Ferien vom gefährlichen Chaos

Der afghanische Schriftsteller Merajudien Wejda besucht in Münster seine Familie und studiert das Bundesland

Die abendliche Stille in den Straßen der Friedensstadt Münsters hat Wejdan in den ersten Tagen beruhigt. Professor Merajudien Wejdan ist blind und kommt aus Kabul. In der afghanischen Hauptstadt ruhen das Leben und die militärischen Auseinandersetzungen auch nachts nicht.

Der 80-Jährige besucht seinen Sohn und dessen Familie, die seit elf Jahren in Münster leben und die er seitdem nicht mehr gesehen hat. Vier seiner fünf Söhne leben im Exil. Wejdan ist Historiker, Journalist und Dozent. Vor allen Dingen ist er Schriftsteller. Deshalb besucht er nicht nur seine Familie, sondern sammelt Eindrücke, sucht das Gespräch, besucht Menschen in der ganzen Bundesrepublik und stellt unendlich viele Fragen. „Er will wissen, wie das Leben hier ist, was die kleinen Leute beschäftigt, was sie denken und fühlen, um in seinem Land davon zu berichten und für Afghanistan zu lernen“, erklärt sein Übersetzer Emadudien Merajudien.

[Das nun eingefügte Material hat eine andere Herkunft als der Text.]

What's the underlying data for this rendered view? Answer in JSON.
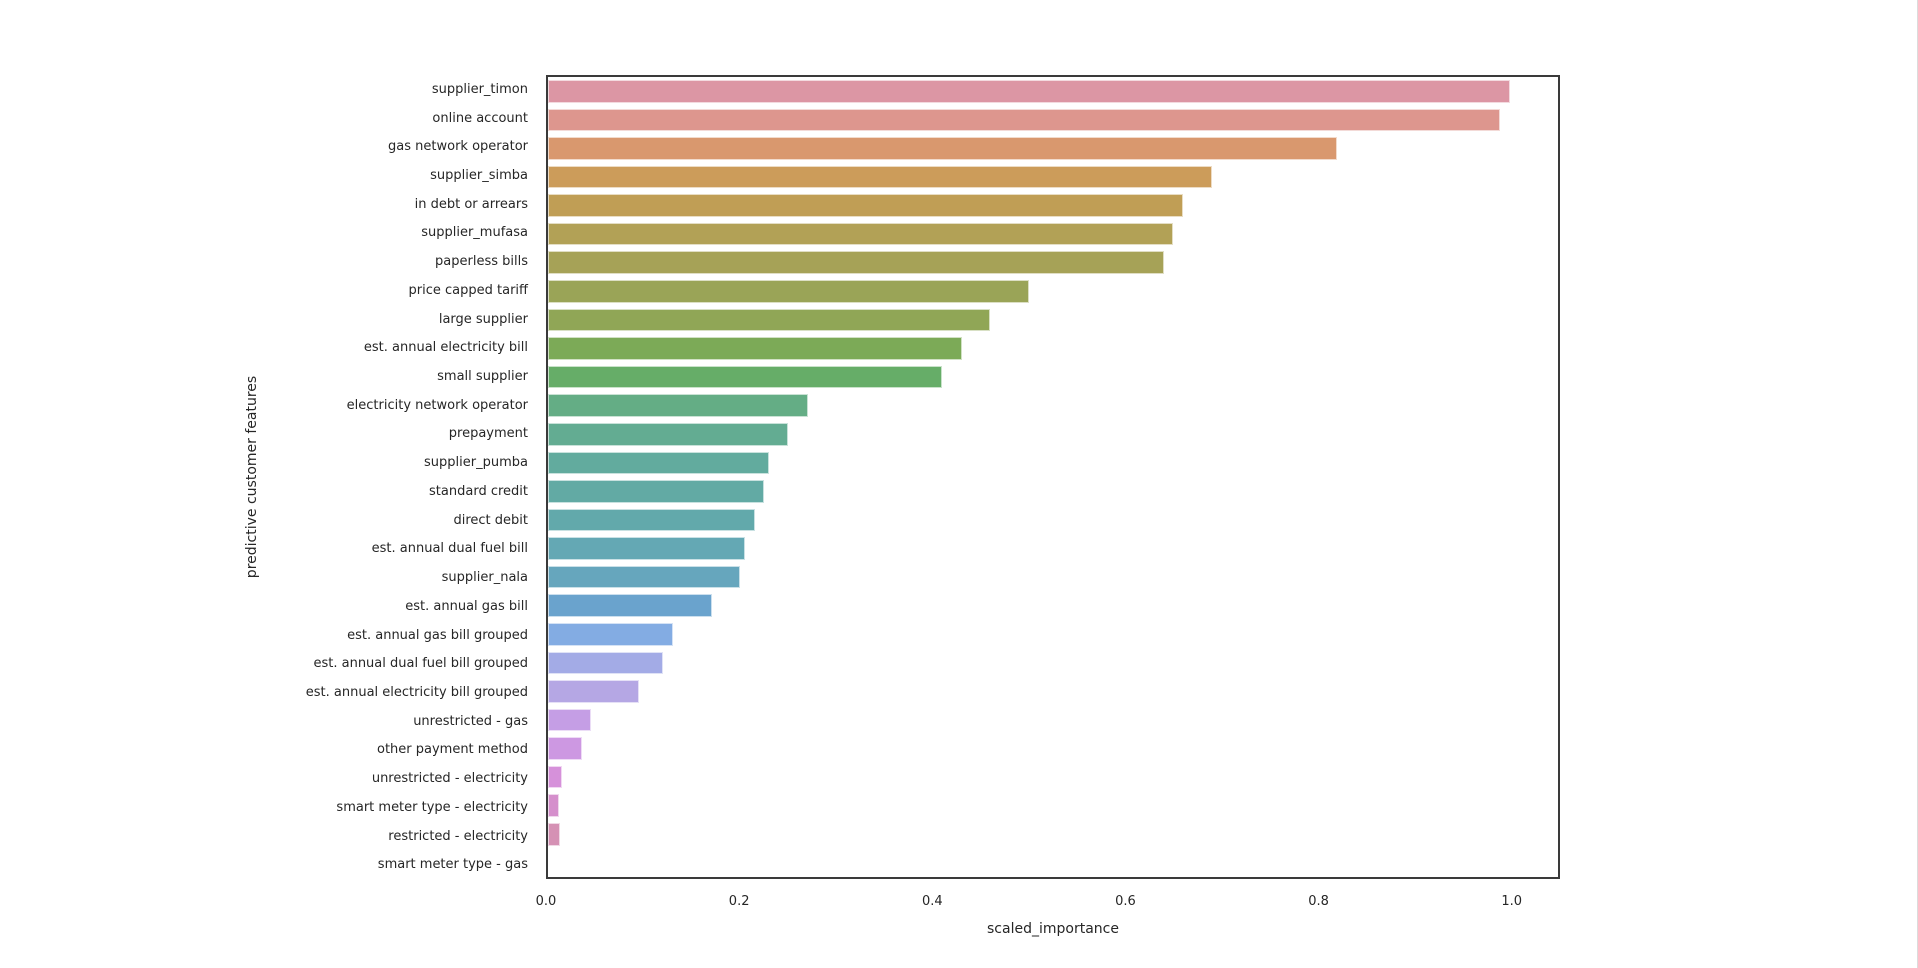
{
  "figure": {
    "background_color": "#ffffff",
    "spine_color": "#3a3a3a",
    "text_color": "#262626"
  },
  "chart_data": {
    "type": "bar",
    "orientation": "horizontal",
    "title": "",
    "xlabel": "scaled_importance",
    "ylabel": "predictive customer features",
    "xlim": [
      0,
      1.05
    ],
    "x_ticks": [
      0.0,
      0.2,
      0.4,
      0.6,
      0.8,
      1.0
    ],
    "x_tick_labels": [
      "0.0",
      "0.2",
      "0.4",
      "0.6",
      "0.8",
      "1.0"
    ],
    "grid": false,
    "legend": false,
    "categories": [
      "supplier_timon",
      "online account",
      "gas network operator",
      "supplier_simba",
      "in debt or arrears",
      "supplier_mufasa",
      "paperless bills",
      "price capped tariff",
      "large supplier",
      "est. annual electricity bill",
      "small supplier",
      "electricity network operator",
      "prepayment",
      "supplier_pumba",
      "standard credit",
      "direct debit",
      "est. annual dual fuel bill",
      "supplier_nala",
      "est. annual gas bill",
      "est. annual gas bill grouped",
      "est. annual dual fuel bill grouped",
      "est. annual electricity bill grouped",
      "unrestricted - gas",
      "other payment method",
      "unrestricted - electricity",
      "smart meter type - electricity",
      "restricted - electricity",
      "smart meter type - gas"
    ],
    "values": [
      1.0,
      0.99,
      0.82,
      0.69,
      0.66,
      0.65,
      0.64,
      0.5,
      0.46,
      0.43,
      0.41,
      0.27,
      0.25,
      0.23,
      0.225,
      0.215,
      0.205,
      0.2,
      0.17,
      0.13,
      0.12,
      0.095,
      0.045,
      0.035,
      0.015,
      0.011,
      0.012,
      0.0
    ],
    "bar_colors": [
      "#dc96a4",
      "#dd968e",
      "#d9986e",
      "#cc9c5a",
      "#c09e55",
      "#b2a156",
      "#a6a257",
      "#9aa457",
      "#90a656",
      "#7caa57",
      "#66ad68",
      "#64ad85",
      "#63ac92",
      "#62ab9e",
      "#62aaa4",
      "#62a9ab",
      "#64a8b4",
      "#66a6bd",
      "#6aa3cd",
      "#83ace3",
      "#a3abe6",
      "#b5a7e4",
      "#c59ee5",
      "#cd98e2",
      "#d691da",
      "#d58fcc",
      "#d591b4",
      "#dc92a2"
    ]
  }
}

„Nichts darf verloren gehen“, sagt der Historiker, deshalb beschäftige er sich seit jeher so intensiv mit der Vergangenheit seines Landes. Sein viertes Buch über Geschichte und Entwicklung Afghanistans ist in Arbeit, verlegt wird es wohl im benachbarten Ausland. Die Druckereien und Verlage in Kabul sind noch nicht arbeitsfähig. Dennoch ist für ihn Afghanistan ein Land mit viel Potential und mit Hoffnung auf eine bessere Zukunft.

Seit Wejdan vor einigen Jahren bei einem Unfall sein Augenlicht verloren hat, ist er auf die Augen seiner Mitmenschen angewiesen. So wandert er an der Seite seiner Schwiegertochter durch die Straßen Münsters. Dabei erzählt er ihr die Stadtgeschichte, denn er gehört noch zu einer Generation, für die die Geschichte und Kultur Deutschlands auf dem Lehrplan standen. „Ich lerne zum ersten Mal, was in Münster alles passiert ist“, lächelt seine Schwiegertochter. Durch den blinden Patriarchen bekommt die junge Frau einen neuen Blick auf ihre zweite Heimat.

Der ist Teil der intellektuellen Oberschicht seines Landes, hat studiert. Seine Familie gehört bis heute zu denen, die die Verhältnisse in Afghanistan mitbestimmen. Als Mitarbeiter des Kultur- und Informationsministeriums war er vor der Machtergreifung der Taliban mitverantwortlich für die Medien. Vor den Sektierern floh er zeitweise nach Pakistan, arbeitet nun für den Wiederaufbau seiner Heimat. Fortschritt bedeutet für den alten Mann auch, dass Frauen stärker an der Entwicklung mitarbeiten und es freut ihn, dass sieben Ministerposten in Afghanistan mit Frauen besetzt sind.

Im „starken Deutschland“, wie er es nennt, will er für sein „schwaches“ Heimatland Kontakte knüpfen. Denn der Wiederaufbau stockt, die Hilfsgelder kommen selten beim Volk an, zu oft wird das Geld der Geberländer an ausländische Firmen vergeben, statt mit einheimischen Arbeitskräften den Wiederaufbau voranzutreiben. Knapp drei Monate bereist Merajudien Wejdan die Bundesrepublik und beim Abschied vom Münster empfiehlt er seiner Enkelin ein bisschen selbstbewusster zu sein, um nicht unterzugehen in der Welt. Diese Sorge gilt auch seinem Land, dass bis heute Spielball geostrategischer Interessen ist. Dass die momentane Regierung in Kabul kürzlich beschlossen hat, öffentliche Aufträge nur noch an einheimische Firmen zu vergeben, ist vielleicht ein erster Schritt zu einem selbstbewussten und unabhängigen Afghanistan.